The whole tech looks kinda' cool, but this video...
I've noticed a trend where some of the dev tooling nowadays is sold almost as if it were consumer goods with the whole associated marketing behind it. This doesn't work for me, in reality actually has completely opposite effect. Give me boring well-written docs, that shows engineering that went into it, not the marketing show for teenagers.
It has boring well written docs. in fact very boring, and very well written. the video is a banger though, I have no idea why you'd want less creativity in an otherwise boring space
It appears that at least one person working on this is connected to Prime-a tech streamer that has blown up recently.
So I think there are some people who don’t love the idea that tech is being driven by content creators.
But the reality is a well marketed product will always perform better than a well engineered product.
Given the fact that all these tools are interchangeable based on where you want to sacrifice, I actually think it’s pretty cool they are doing this kind of marketing.
You can’t win in that area on just product. And I think that really brothers a certain kind of HN poster.
> But the reality is a well marketed product will always perform better than a well engineered product.
Maybe not exactly a "product" in the normal sense (but neither is a Terraform-in-JS thingy so) but Linux beat every other competitor (in the server space) by just being "better", rather than "more marketed". I'm sure there are more examples out there proving "well marketed" doesn't always win.
Interesting I was not aware of this. Wish them all the luck and hope they become the next unicorn. The people working on this seem extremely competent.
I wouldn't begrudge professional tooling companies trying to use consumer marketing to reach early-stage projects, when most early-stage projects are built by hobbyists, side-project-ists, professionals-who-arent-software-professionals, etc.
.. most? Im pretty sure you have a bias there. I see mostly software developers with degrees and jobs producing libraries and cool projects, very rarely is it the kid who never programmed before, or the 60 year old farmer who wants to try something new.
I think you're biased by the fact that the latter generates more attention briefly.
I may be biased, but I wouldn't be the only one :) There are so many great new projects getting started in South America, Middle East, Asia, Africa being built by people from non-traditional backgrounds who see software as a ladder to a middle-class or upper-middle-class livelihood. Just because their products sell to markets you're not familiar with, doesn't mean they don't exist.
If you want companies to adopt your tech product, who should be your main target?
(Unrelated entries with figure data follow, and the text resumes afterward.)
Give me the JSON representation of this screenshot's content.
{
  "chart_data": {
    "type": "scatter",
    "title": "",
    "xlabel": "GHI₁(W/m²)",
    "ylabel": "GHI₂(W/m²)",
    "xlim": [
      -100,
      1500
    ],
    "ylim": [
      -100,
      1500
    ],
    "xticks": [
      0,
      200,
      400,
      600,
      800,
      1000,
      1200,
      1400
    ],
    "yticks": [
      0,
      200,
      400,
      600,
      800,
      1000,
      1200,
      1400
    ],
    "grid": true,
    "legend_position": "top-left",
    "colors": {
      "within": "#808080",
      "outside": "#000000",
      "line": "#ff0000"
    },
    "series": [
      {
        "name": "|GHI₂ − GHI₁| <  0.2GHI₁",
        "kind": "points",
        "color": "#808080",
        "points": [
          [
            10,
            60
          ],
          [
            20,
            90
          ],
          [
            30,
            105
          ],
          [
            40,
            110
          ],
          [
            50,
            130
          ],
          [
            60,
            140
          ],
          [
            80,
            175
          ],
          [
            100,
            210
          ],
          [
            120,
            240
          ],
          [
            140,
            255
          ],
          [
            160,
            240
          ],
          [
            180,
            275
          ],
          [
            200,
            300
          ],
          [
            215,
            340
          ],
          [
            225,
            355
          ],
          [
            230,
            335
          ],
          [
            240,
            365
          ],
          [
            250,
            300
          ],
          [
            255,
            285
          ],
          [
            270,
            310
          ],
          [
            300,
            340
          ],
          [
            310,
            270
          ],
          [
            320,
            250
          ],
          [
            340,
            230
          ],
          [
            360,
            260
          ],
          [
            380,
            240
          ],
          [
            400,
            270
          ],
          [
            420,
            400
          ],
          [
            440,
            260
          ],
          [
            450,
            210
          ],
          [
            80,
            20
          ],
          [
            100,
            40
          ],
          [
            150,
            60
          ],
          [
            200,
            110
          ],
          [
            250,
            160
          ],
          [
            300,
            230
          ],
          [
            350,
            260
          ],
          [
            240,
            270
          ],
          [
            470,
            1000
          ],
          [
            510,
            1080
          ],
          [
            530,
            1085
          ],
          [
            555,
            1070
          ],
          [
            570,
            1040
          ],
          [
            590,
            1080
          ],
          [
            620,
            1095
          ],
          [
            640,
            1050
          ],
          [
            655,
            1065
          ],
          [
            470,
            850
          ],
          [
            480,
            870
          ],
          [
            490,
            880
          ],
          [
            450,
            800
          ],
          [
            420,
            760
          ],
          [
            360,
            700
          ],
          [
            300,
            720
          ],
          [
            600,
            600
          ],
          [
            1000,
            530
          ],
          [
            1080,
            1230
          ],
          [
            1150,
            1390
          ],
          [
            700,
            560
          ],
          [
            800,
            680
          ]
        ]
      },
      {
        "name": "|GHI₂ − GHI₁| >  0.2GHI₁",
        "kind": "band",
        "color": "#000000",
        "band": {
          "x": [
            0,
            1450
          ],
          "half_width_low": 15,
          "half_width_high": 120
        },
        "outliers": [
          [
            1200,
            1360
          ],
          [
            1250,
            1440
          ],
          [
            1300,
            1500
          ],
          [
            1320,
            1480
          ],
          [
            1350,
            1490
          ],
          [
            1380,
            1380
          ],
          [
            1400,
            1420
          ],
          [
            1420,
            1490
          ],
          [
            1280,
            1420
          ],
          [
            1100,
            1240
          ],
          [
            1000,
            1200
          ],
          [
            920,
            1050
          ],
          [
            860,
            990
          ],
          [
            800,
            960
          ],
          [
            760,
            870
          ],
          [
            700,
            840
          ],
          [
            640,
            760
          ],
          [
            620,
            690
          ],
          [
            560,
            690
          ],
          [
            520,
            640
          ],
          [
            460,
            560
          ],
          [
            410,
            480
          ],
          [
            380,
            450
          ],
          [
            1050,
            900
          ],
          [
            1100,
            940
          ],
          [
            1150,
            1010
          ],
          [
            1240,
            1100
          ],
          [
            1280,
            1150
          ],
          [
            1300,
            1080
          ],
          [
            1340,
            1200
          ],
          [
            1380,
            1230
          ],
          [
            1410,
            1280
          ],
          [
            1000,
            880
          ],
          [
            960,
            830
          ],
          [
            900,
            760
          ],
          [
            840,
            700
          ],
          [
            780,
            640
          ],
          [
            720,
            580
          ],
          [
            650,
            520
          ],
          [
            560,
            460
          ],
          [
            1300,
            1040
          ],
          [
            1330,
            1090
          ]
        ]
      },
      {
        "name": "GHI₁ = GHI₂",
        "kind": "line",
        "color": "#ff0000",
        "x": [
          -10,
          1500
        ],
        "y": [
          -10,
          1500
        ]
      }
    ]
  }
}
- The junior dev with no say in decisions
- The seasoned contributors whose opinion is listened to but who know that there is no magic tool, only compromises
- The managers who almost always have the last word, who live with constant FOMO, and whose jobs are mostly based on impressions rather than actual results
What rubs you the wrong way about the video? Does it being this lighthearted make you question their engineering talent? Why are fun and skill mutually exclusive? I would like to know since I am working on a B2B project, and contemplating wacky marketing.
I 100% agree. I love the video and it honestly makes me feel more connected to the brand. Keep up the good work, I think this can only help you stand out in an increasingly crowded space.
The video is a parody of marketing. If you want to criticize it for being irrelevant and that humor doesn't fit this situation, then sure. But saying it has similar marketing to consumer goods isn't really accurate.
Context for people who might not get the joke/parody: SST adding containers to their stack might be viewed as a "betryal" in a similar way to how some basketball fans felt when LeBron James switched teams, from Cleveland Cavaliers to Miami Heat. LeBron had a media event/interview called "The Decision" [1].
I love the clip of @dhh's keynote to engineer's "learned helplessness" to AWS and the cloud [2]. While SST + containers is very very different than DHH's Kamal [3], they both embrace containers without the paas service tax (heroku/vercel/etc) or the overhead of kubernetes.
Over the years it has gotten simpler to have a certain level of production-value. This has a few effects:
- The reaction of many to something simple[1] becomes "oh it must be fly-by-night"
- It is more likely someone close to the project who can and will enjoy making something slick-looking
- B2B companies have had reasonably slick marketing for at least a decade, and there's always been a desire for many open projects to look like they can "play with the big boys"
I've noticed a trend where some of the dev tooling nowadays is sold almost as if it were consumer goods with the whole associated marketing behind it. This doesn't work for me, in reality actually has completely opposite effect. Give me boring well-written docs, that shows engineering that went into it, not the marketing show for teenagers.